ROZDZIAŁ CZWARTY

2.5K 172 3
                                    

Prawie pięć minut zajęło Styles’owi zapanowanie nad sześcioma psami,które siedząc teraz u jego stóp

z wywieszonymi, różowymi jęzorami, wpatrywały się w niego z uwielbieniem.

– Sfora kretynów – mruknął zimno. – Bardzo kocham moją matkę,ale w sprawie psów się nie zgadzamy. Słono przepłaciłem za lekcje tresury i co to dało? ,,Och, kochanie, one słuchają mnie, i to jest ważne’’.

Oczywiście. Słuchały matki, kiedy miała kieszenie wypchane psimi ciasteczkami i tylko wtedy.

– Okej, idziemy do Fiony – powiedział zrezygnowanym głosem. – Wsadzę was do garażu i macie trzymać te wasze wielkie pyski zamknięte na kłódkę. Zrozumiano?

Charlotte położyła się i przewróciła na grzbiet. Harry westchnął i ruszył do domu. W drodze był niemal zadowolony z sześciu psów drepczących za nim potulnie, jak gdyby nigdy na niego nie skoczyły i nie przerwały pocałunku, który wywrócił mu świat do góry nogami. Co by się wydarzyło potem? Czy Fiona poszłaby z nim i kochała się z nim w jego wielkim łożu?

Niekoniecznie, pomyślał trochę osowiały. Uciekła do lasu, jakby ją goniły wilki. Czyżby tak szybko pożałowała tego wybuchu namiętności?

Mógł za nią pobiec ale nic nie sprawiłoby większej radości psom niż jeszcze jedna szaleńcza gonitwa między drzewami a szanse znalezienia jej były nikłe. Poza tym nie uśmiechało mu się ściganie Fiony jak jakiejś uciekinierki.

Całe jego ciało było jednym wielkim bólem frustracji. Z zaciśniętą szczęką minął stary ogród, w którym zawsze rosły te same, wieloletnie rośliny a podjazd okolony był wymyślnie strzyżonym i równiutkim żywopłotem z bukszpanu. Nie znosił drzew strzyżonych w stylu francuskich ogrodów. Ogrodnikowi Clarissy nie pozwoliłby się zbliżyć do Stoneriggs jego rezydencji bliżej niż na kilometr.

Zamknął psy w garażu, nie zważając na smutek malującą się na ich pyskach. Zamierzał odprowadzić je do domu, jak tylko spotka się z Clarissą i wybada, co tak bardzo zmartwiło Fionę. Fryzura. Gotów był się założyć, że poszło o obcięcie włosów.

Co ją skłoniło do tej szczególnej formy buntu?

Zastukał krótko do drzwi ogromną, mosiężną kołatką i wszedł do środka. Wiedział, że jego dżinsy i zabłocone trampki nie zrobią dobrego wrażenia na Clarissie ale po tak ciężkim dniu potrzebował spaceru. Zrzucił buty i usłyszał wołającą z jadalni Clarissę.

– To ty, Harry?

– Przepraszam za spóźnienie – odkrzyknął i wszedł do wielkiego salonu, zdobnego w imponującą kolekcję wiktoriańskiej ceramiki, z której kilka egzemplarzy zawsze miał pokusę zrzucić – niechcący, rzecz jasna.
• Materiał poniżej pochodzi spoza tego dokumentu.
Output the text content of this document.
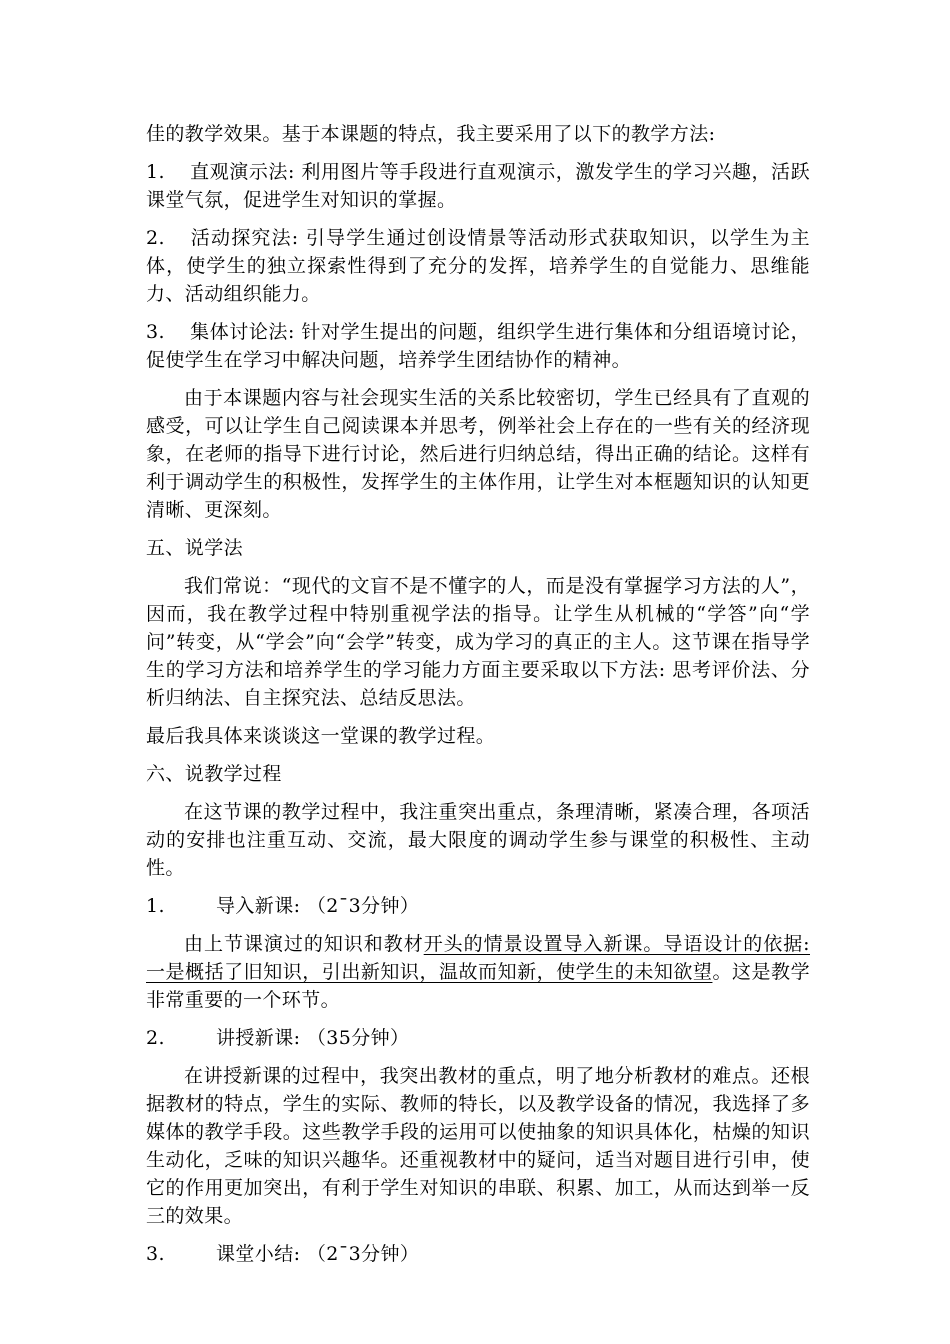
佳的教学效果。基于本课题的特点，我主要采用了以下的教学方法:

1. 直观演示法: 利用图片等手段进行直观演示，激发学生的学习兴趣，活跃课堂气氛，促进学生对知识的掌握。

2. 活动探究法: 引导学生通过创设情景等活动形式获取知识，以学生为主体，使学生的独立探索性得到了充分的发挥，培养学生的自觉能力、思维能力、活动组织能力。

3. 集体讨论法: 针对学生提出的问题，组织学生进行集体和分组语境讨论，促使学生在学习中解决问题，培养学生团结协作的精神。

由于本课题内容与社会现实生活的关系比较密切，学生已经具有了直观的感受，可以让学生自己阅读课本并思考，例举社会上存在的一些有关的经济现象，在老师的指导下进行讨论，然后进行归纳总结，得出正确的结论。这样有利于调动学生的积极性，发挥学生的主体作用，让学生对本框题知识的认知更清晰、更深刻。

五、说学法

我们常说：“现代的文盲不是不懂字的人，而是没有掌握学习方法的人”，因而，我在教学过程中特别重视学法的指导。让学生从机械的“学答”向“学问”转变，从“学会”向“会学”转变，成为学习的真正的主人。这节课在指导学生的学习方法和培养学生的学习能力方面主要采取以下方法: 思考评价法、分析归纳法、自主探究法、总结反思法。

最后我具体来谈谈这一堂课的教学过程。

六、说教学过程

在这节课的教学过程中，我注重突出重点，条理清晰，紧凑合理，各项活动的安排也注重互动、交流，最大限度的调动学生参与课堂的积极性、主动性。

1.	导入新课: （2¯3分钟）

由上节课演过的知识和教材开头的情景设置导入新课。导语设计的依据: 一是概括了旧知识，引出新知识，温故而知新，使学生的未知欲望。这是教学非常重要的一个环节。

2.	讲授新课: （35分钟）

在讲授新课的过程中，我突出教材的重点，明了地分析教材的难点。还根据教材的特点，学生的实际、教师的特长，以及教学设备的情况，我选择了多媒体的教学手段。这些教学手段的运用可以使抽象的知识具体化，枯燥的知识生动化，乏味的知识兴趣华。还重视教材中的疑问，适当对题目进行引申，使它的作用更加突出，有利于学生对知识的串联、积累、加工，从而达到举一反三的效果。

3.	课堂小结: （2¯3分钟）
W pokoju była tylko jedna osoba. Stała przy kominku z filiżanką w ręku. Kiedy odwróciła głowę, błysnęły jej szmaragdowe kolczyki. Długie włosy upięte miała elegancko z tyłu głowy. Ubrana była w wąską, zieloną suknię.

Czyżby tracił zmysły?

Nie przestając się zastanawiać, wolno przemierzył salon. Wyjął jej z ręki filiżankę i odstawił na stolik. Potem wziął Fionę w ramiona i mocno pocałował w usta.
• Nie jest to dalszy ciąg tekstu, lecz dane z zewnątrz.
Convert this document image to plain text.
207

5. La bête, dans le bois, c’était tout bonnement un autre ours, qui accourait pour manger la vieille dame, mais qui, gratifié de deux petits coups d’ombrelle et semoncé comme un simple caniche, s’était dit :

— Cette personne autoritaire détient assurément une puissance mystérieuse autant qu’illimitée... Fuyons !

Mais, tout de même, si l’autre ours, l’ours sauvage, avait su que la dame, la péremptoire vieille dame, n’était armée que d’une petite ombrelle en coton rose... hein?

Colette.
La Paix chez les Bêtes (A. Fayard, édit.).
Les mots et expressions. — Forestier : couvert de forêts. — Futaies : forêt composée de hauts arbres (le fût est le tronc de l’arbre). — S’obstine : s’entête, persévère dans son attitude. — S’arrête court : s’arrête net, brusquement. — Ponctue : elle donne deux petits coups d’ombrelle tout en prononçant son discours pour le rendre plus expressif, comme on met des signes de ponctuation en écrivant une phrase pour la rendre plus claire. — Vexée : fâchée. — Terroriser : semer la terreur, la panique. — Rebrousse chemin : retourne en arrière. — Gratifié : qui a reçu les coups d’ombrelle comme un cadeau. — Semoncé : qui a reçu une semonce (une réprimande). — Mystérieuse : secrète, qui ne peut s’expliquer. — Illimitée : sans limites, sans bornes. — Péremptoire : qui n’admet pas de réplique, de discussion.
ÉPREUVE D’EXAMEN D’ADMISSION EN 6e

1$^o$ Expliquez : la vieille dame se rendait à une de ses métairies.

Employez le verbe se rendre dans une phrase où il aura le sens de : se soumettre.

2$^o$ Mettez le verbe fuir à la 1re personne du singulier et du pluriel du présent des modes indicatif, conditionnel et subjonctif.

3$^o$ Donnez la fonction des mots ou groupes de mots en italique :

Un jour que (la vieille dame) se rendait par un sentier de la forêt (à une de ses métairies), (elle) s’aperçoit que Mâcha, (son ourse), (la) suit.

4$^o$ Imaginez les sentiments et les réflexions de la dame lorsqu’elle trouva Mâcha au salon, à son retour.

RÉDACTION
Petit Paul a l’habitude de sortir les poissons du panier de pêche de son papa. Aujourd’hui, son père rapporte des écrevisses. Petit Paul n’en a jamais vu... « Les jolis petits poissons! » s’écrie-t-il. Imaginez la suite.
Żadnej gorącej reakcji. Żadnego iskrzenia. Nic. Żadnej uległości.

Tylko obronny odruch odpychających go dłoni. W nozdrza, zamiast subtelnych woni, które drażniły wszystkie jego zmysły, uderzył go słodko niewinny zapach konwalii. Kiedy oderwał od niej usta, Fiona miała przerażenie w oczach.

– Harry! Co z tobą? A gdyby tak mama nas zobaczyła?

– Nawet twoja matka musi wiedzieć, że starzy przyjaciele całują się od czasu do czasu.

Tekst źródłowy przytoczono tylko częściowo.